Они протянули мне руки, но я отказалась от помощи. Они нетвердо стояли на ногах от алкоголя — а я просто нетвердо стояла на ногах.

Я сбежала, как говорится, позорно. Когда на меня напали, я не успела вытащить кинжал. А теперь мне хотелось плакать, меня трясло, и сердце билось как сумасшедшее. Даже не помню, как добрела до дома. Там я зажгла все масляные лампы и свечи, развела огонь в камине, не жалея ни дерева, ни угля, и успокоилась лишь тогда, когда моя комната наполнилась ярким светом и теплом.

Каждый вдох жег мне горло. Я рухнула в кресло, чтобы перевести дыхание. Закрыла рот, сглотнула, сглотнула еще раз, стараясь забыть о боли и унижении.

Несмотря на жар камина, я все еще дрожала. И не только от холода. Внутри у меня все заледенело от страха. Надо было лечь в постель и укутаться в одеяло. Я неуклюже поднялась и начала расстегивать высокий воротник...

Окоченевшие пальцы наткнулись на что-то инородное.

Длинное, гладкое, мягкое — как будто вокруг моей шеи обернулась змея. Хоть у меня и болело горло, я все же вскрикнула, когда наконец отцепила ее от себя и отбросила на пол.

Она лежала на коврике перед камином.

Удавка.

Я слышала, что обычно их делают из лески, но эту изготовили из гибкого белого шнура и привязали к небольшой деревяшке.

В ней застряла прядь каштановых волос — моих волос. Видимо, они зацепились за петлю, когда душитель затягивал ее на моей шее, все туже и туже...

Я покачнулась и прикрыла глаза. Я только что осознала, что, если бы не мой высокий воротник, укрепленный пластинами из китового уса, меня бы уже не было в живых. Не зря констебли в Лондоне носили форму с высокими воротниками. Как поразительно и пугающе, что столь простое изделие вселяет ужас в сердца всех жителей города, даже полиции.

Таким же пугающим, а еще постыдным казался мне тот факт, что своим спасением я была обязана не собственной ловкости и уму, а детали женского туалета. О кинжале я напрочь забыла, только царапалась и пиналась как обычная девчонка. Если бы на тот переулок не завернули пьяницы, меня бы не спас даже высокий воротник. Да, однозначно, они помешали душителю завершить свое черное дело. Иначе почему он сбежал в спешке, оставив на моей шее любовно изготовленную им удавку?
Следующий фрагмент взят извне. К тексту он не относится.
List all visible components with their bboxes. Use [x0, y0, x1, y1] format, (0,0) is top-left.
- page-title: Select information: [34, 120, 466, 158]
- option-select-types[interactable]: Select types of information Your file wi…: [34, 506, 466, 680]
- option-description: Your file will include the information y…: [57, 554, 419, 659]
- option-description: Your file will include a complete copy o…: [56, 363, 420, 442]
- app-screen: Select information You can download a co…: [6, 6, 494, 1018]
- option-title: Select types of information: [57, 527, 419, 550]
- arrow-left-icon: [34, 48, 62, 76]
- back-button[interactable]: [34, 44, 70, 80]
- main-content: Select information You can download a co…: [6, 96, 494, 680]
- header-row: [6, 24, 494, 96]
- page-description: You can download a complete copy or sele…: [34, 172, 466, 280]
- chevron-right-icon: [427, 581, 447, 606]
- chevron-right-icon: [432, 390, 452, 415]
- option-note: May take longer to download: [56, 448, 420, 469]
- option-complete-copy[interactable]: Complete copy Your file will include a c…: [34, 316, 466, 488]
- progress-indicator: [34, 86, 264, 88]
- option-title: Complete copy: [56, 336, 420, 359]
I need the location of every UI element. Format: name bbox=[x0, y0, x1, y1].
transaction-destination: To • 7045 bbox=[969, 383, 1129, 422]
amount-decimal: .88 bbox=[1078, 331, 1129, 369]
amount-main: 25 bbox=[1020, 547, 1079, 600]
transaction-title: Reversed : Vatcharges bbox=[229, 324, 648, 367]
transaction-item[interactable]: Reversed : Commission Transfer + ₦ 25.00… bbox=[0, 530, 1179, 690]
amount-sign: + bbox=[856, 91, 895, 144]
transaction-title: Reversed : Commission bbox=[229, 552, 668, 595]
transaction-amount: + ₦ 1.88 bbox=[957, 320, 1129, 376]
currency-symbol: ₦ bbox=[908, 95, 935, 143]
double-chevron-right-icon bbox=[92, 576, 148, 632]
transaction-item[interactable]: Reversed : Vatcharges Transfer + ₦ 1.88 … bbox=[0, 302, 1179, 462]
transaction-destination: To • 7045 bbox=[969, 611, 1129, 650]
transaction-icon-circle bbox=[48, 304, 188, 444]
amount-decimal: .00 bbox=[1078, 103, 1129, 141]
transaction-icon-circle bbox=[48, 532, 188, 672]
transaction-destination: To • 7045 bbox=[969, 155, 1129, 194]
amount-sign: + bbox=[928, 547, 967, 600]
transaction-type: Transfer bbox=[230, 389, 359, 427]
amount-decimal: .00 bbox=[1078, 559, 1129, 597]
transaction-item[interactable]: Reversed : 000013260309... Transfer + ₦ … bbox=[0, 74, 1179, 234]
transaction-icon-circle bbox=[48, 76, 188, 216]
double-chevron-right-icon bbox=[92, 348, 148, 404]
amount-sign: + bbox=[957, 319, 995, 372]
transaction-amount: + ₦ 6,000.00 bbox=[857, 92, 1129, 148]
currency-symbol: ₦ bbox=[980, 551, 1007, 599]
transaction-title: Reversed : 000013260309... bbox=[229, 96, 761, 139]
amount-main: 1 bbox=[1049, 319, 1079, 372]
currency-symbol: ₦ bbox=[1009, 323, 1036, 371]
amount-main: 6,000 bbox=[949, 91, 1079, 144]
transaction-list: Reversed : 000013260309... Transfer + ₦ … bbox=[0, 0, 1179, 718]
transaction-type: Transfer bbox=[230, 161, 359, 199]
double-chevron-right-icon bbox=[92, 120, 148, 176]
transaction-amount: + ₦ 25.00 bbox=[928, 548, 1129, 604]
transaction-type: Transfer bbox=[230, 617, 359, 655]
Я задрожала пуще прежнего и не сразу заставила себя снова открыть глаза, чтобы изучить это омерзительное приспособление.

Его в самом деле изготовили с любовью. Деревяшка оказалась полированной. Наверное, ее отломали от трости джентльмена. От оружия уличного преступника в Ист-Энде никак не ожидаешь такого изящества. А что до шнура...

Лента от корсета?

Да, это был шнур из корсета леди.

К горлу внезапно подступила тошнота, и я побагровела от злости. Я схватила грязную, оскорбительную петлю и бросила в огонь.